Gold Retreats as Investor Hopes of Aggressive Fed Rate Cuts Diminish

Gold experienced a retreat after briefly testing the $2,070 level on Friday, just ahead of the pre-holiday close. This pullback comes as rising investor bets of faster and more frequent rate cuts by the Federal Reserve (Fed) have squeezed Gold higher in recent weeks. However, with receding US inflation and a cooling off of the economy, there are uncertainties surrounding the extent of the rate cuts that the Fed will execute, leading to a decline in investor optimism.

One of the driving factors behind the increase in investor bets on rate cuts is the easing of US inflation. The US Annualized Core Personal Consumption Expenditures (PCE) Price Index in November grew by 3.2% from the same time last year, slightly lower than market forecasts of 3.3% and a decline from the previous period’s 3.4%. This decrease has put downward pressure on the US Dollar, while also sparking interest in Gold as a hedge against inflation. However, the optimism surrounding aggressive rate cuts by the Fed may have been overdone, as the Fed’s dot plot of interest rate expectations shows a median forecast of only 75 basis points in rate cuts through the end of 2024.

Reversal in Friday’s Early Action

As markets wrap up the last full trading week of 2023 and prepare for the holiday market break, there was a notable reversal in Friday’s early action. The US Dollar pared back its losses, and Gold retreated from its earlier highs towards the day’s opening bids. Spot Gold had climbed over 1.10% bottom-to-top on Friday, but hit a resistance level at $2,070 and reversed back towards the $2,050 level. This reversal suggests that investor optimism for aggressive rate cuts may be diminishing, causing a reevaluation of positions before the holiday market break.

Intraday action in XAU/USD has been strongly bid recently, outperforming the 200-hour Simple Moving Average (SMA) since breaking above it near the $2,020 level last week. Additionally, a higher-lows pattern has been forming on daily candle charts since Spot Gold bottomed out near $1,820 in early October. Furthermore, long-term technical support is being provided by the 200-day SMA, which is rising into the $1,960 region. Despite December’s early rally into all-time highs, Gold will need to fall back below the $2,000 major handle to develop bearish patterns and signal a potential change in direction.

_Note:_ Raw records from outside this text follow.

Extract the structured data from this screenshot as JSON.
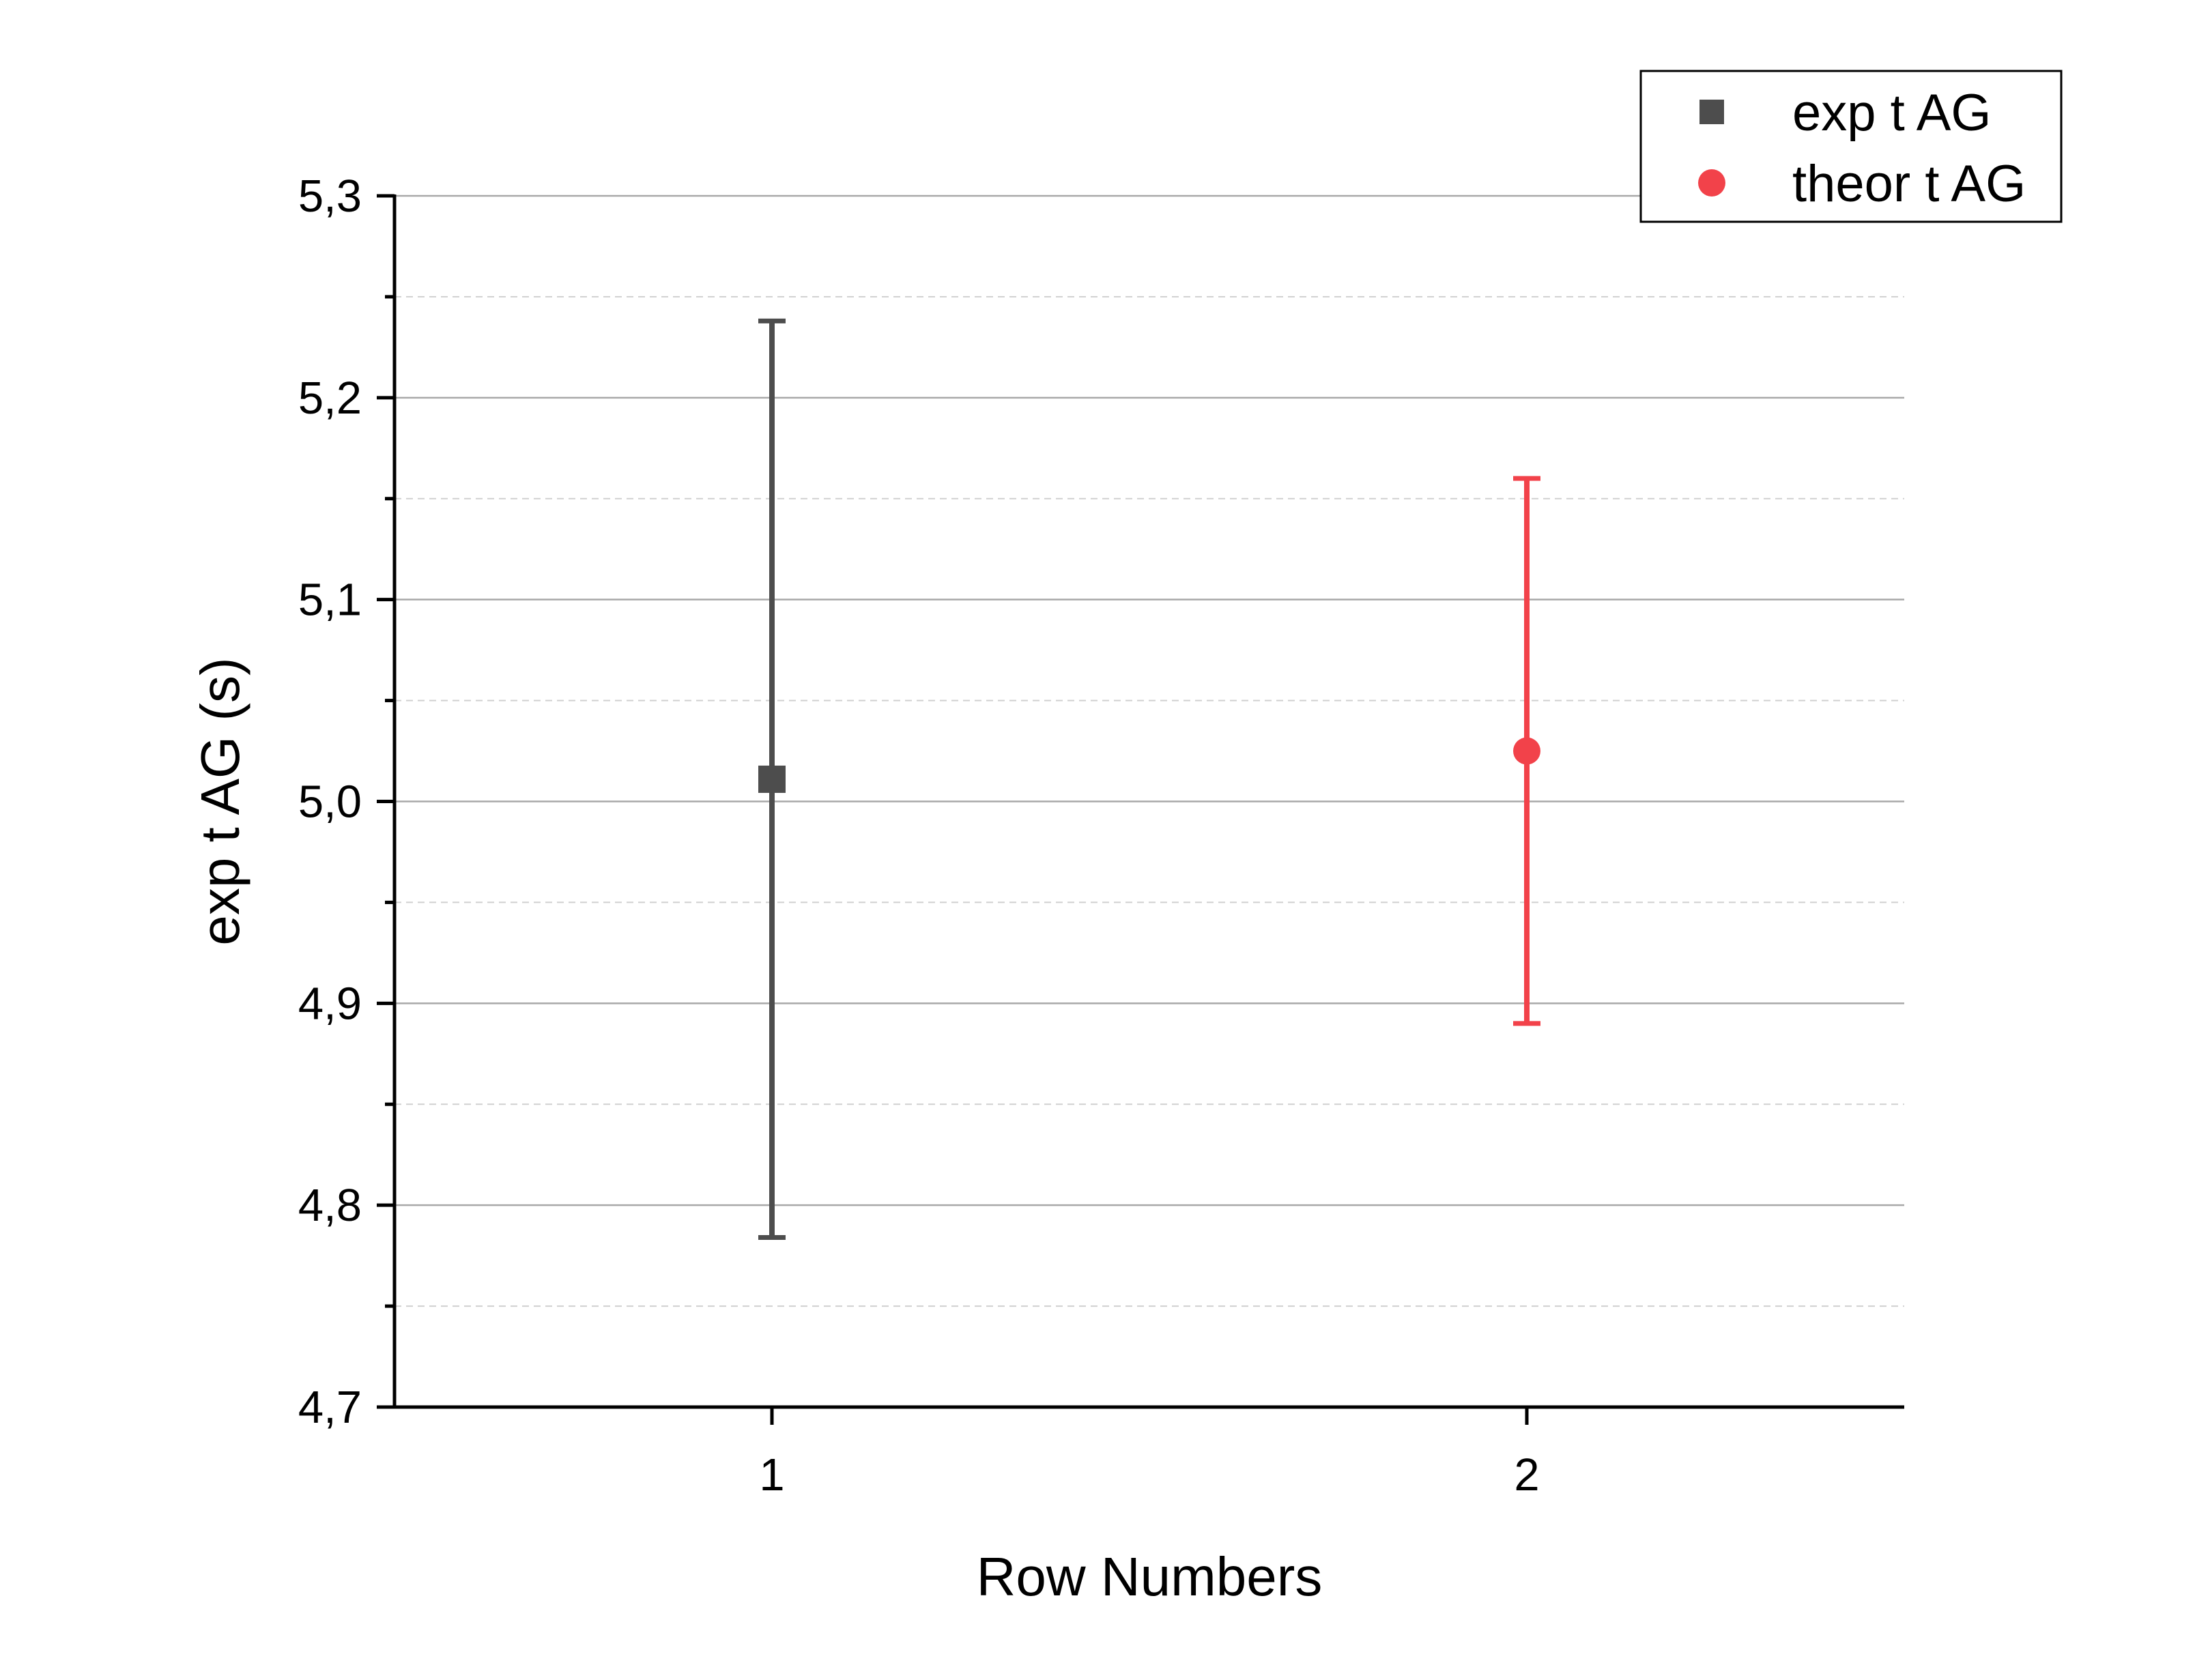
{
  "chart_data": {
    "type": "scatter",
    "title": "",
    "xlabel": "Row Numbers",
    "ylabel": "exp t AG (s)",
    "xlim": [
      0.5,
      2.5
    ],
    "ylim": [
      4.7,
      5.3
    ],
    "x_ticks": [
      "1",
      "2"
    ],
    "y_ticks": [
      "4,7",
      "4,8",
      "4,9",
      "5,0",
      "5,1",
      "5,2",
      "5,3"
    ],
    "grid": {
      "major": true,
      "minor": true
    },
    "legend": {
      "position": "top-right"
    },
    "series": [
      {
        "name": "exp t AG",
        "marker": "square",
        "color": "#4d4d4d",
        "x": [
          1
        ],
        "y": [
          5.011
        ],
        "error": [
          0.227
        ]
      },
      {
        "name": "theor t AG",
        "marker": "circle",
        "color": "#f2424a",
        "x": [
          2
        ],
        "y": [
          5.025
        ],
        "error": [
          0.135
        ]
      }
    ]
  }
}
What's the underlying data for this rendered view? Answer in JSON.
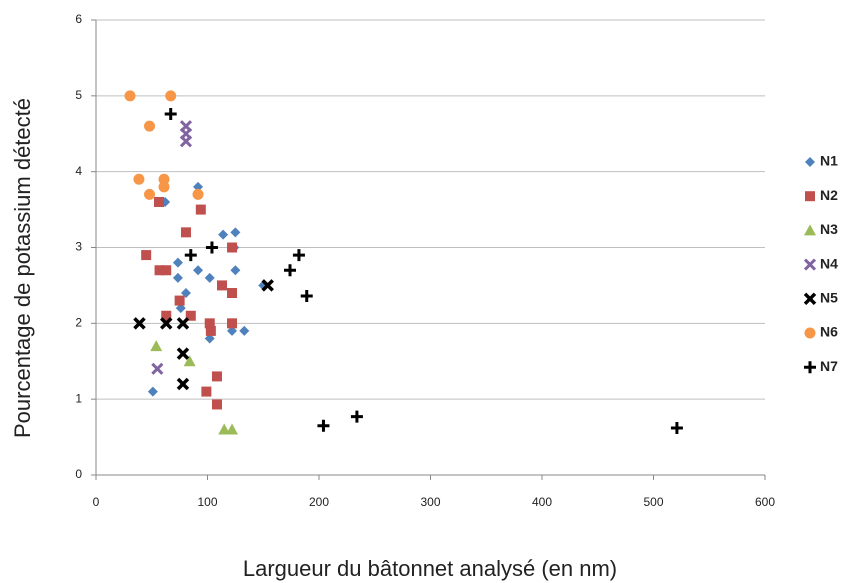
{
  "chart_data": {
    "type": "scatter",
    "xlabel": "Largueur du bâtonnet analysé (en nm)",
    "ylabel": "Pourcentage de potassium détecté",
    "xlim": [
      0,
      600
    ],
    "xticks": [
      0,
      100,
      200,
      300,
      400,
      500,
      600
    ],
    "ylim": [
      0,
      6
    ],
    "yticks": [
      0,
      1,
      2,
      3,
      4,
      5,
      6
    ],
    "grid": true,
    "legend": "right",
    "series": [
      {
        "name": "N1",
        "color": "#4f81bd",
        "marker": "diamond",
        "x": [
          62,
          91.5,
          73.5,
          91.5,
          73.5,
          102,
          80.7,
          114,
          125,
          124,
          125,
          150,
          76,
          102,
          122,
          133,
          51
        ],
        "values": [
          3.6,
          3.8,
          2.8,
          2.7,
          2.6,
          2.6,
          2.4,
          3.17,
          3.2,
          3.0,
          2.7,
          2.5,
          2.2,
          1.8,
          1.9,
          1.9,
          1.1
        ]
      },
      {
        "name": "N2",
        "color": "#c0504d",
        "marker": "square",
        "x": [
          56.5,
          94,
          80.7,
          122,
          45,
          57,
          63,
          113,
          122,
          75,
          63,
          85,
          102,
          103,
          122,
          108.5,
          99,
          108.5
        ],
        "values": [
          3.6,
          3.5,
          3.2,
          3.0,
          2.9,
          2.7,
          2.7,
          2.5,
          2.4,
          2.3,
          2.1,
          2.1,
          2.0,
          1.9,
          2.0,
          1.3,
          1.1,
          0.93
        ]
      },
      {
        "name": "N3",
        "color": "#9bbb59",
        "marker": "triangle",
        "x": [
          54,
          84,
          115,
          122
        ],
        "values": [
          1.7,
          1.5,
          0.6,
          0.6
        ]
      },
      {
        "name": "N4",
        "color": "#8064a2",
        "marker": "x",
        "x": [
          55,
          80.7,
          80.7,
          80.7
        ],
        "values": [
          1.4,
          4.6,
          4.5,
          4.4
        ]
      },
      {
        "name": "N5",
        "color": "#000000",
        "marker": "boldx",
        "x": [
          39,
          63,
          78,
          78,
          78,
          154
        ],
        "values": [
          2.0,
          2.0,
          2.0,
          1.6,
          1.2,
          2.5
        ]
      },
      {
        "name": "N6",
        "color": "#f79646",
        "marker": "circle",
        "x": [
          30.5,
          67,
          48,
          38.5,
          61,
          61,
          48,
          91.5
        ],
        "values": [
          5.0,
          5.0,
          4.6,
          3.9,
          3.9,
          3.8,
          3.7,
          3.7
        ]
      },
      {
        "name": "N7",
        "color": "#000000",
        "marker": "plus",
        "x": [
          67,
          104,
          85,
          182,
          174,
          189,
          204,
          234,
          521
        ],
        "values": [
          4.76,
          3.0,
          2.9,
          2.9,
          2.7,
          2.36,
          0.65,
          0.77,
          0.62
        ]
      }
    ]
  }
}
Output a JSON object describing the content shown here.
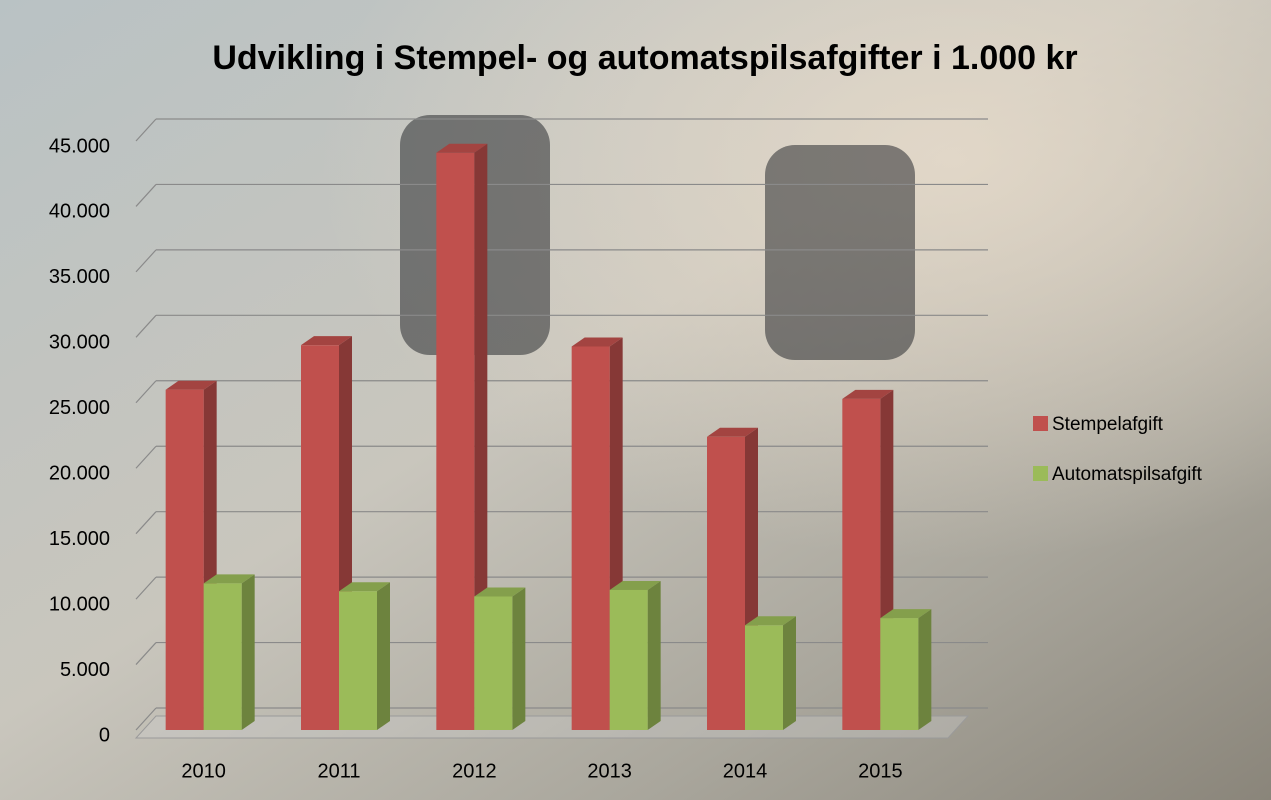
{
  "chart_data": {
    "type": "bar3d",
    "title": "Udvikling i Stempel- og automatspilsafgifter i 1.000 kr",
    "categories": [
      "2010",
      "2011",
      "2012",
      "2013",
      "2014",
      "2015"
    ],
    "series": [
      {
        "name": "Stempelafgift",
        "color": "#c0504d",
        "values": [
          26000,
          29400,
          44100,
          29300,
          22400,
          25300
        ]
      },
      {
        "name": "Automatspilsafgift",
        "color": "#9bbb59",
        "values": [
          11200,
          10600,
          10200,
          10700,
          8000,
          8550
        ]
      }
    ],
    "ylim": [
      0,
      45000
    ],
    "yticks": [
      0,
      {
        "value": 5000,
        "label": "5.000"
      },
      {
        "value": 10000,
        "label": "10.000"
      },
      {
        "value": 15000,
        "label": "15.000"
      },
      {
        "value": 20000,
        "label": "20.000"
      },
      {
        "value": 25000,
        "label": "25.000"
      },
      {
        "value": 30000,
        "label": "30.000"
      },
      {
        "value": 35000,
        "label": "35.000"
      },
      {
        "value": 40000,
        "label": "40.000"
      },
      {
        "value": 45000,
        "label": "45.000"
      }
    ],
    "grid": true,
    "legend": "right"
  }
}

As Gold retreats from its recent highs, investor hopes of aggressive Fed rate cuts are being reevaluated in light of easing US inflation and a cooling off of the economy. The pullback in Gold prices suggests that the market may have overestimated the extent of rate cuts that the Fed will execute in the coming years. Additionally, technical indicators for Gold show a strong bid in intraday action and a higher-lows pattern on daily charts, indicating underlying support. However, a fall below the $2,000 level is necessary to confirm a change in direction for Gold. As markets prepare for the holiday market break, it will be interesting to see how investor sentiment develops in the new year and how it will impact Gold prices moving forward.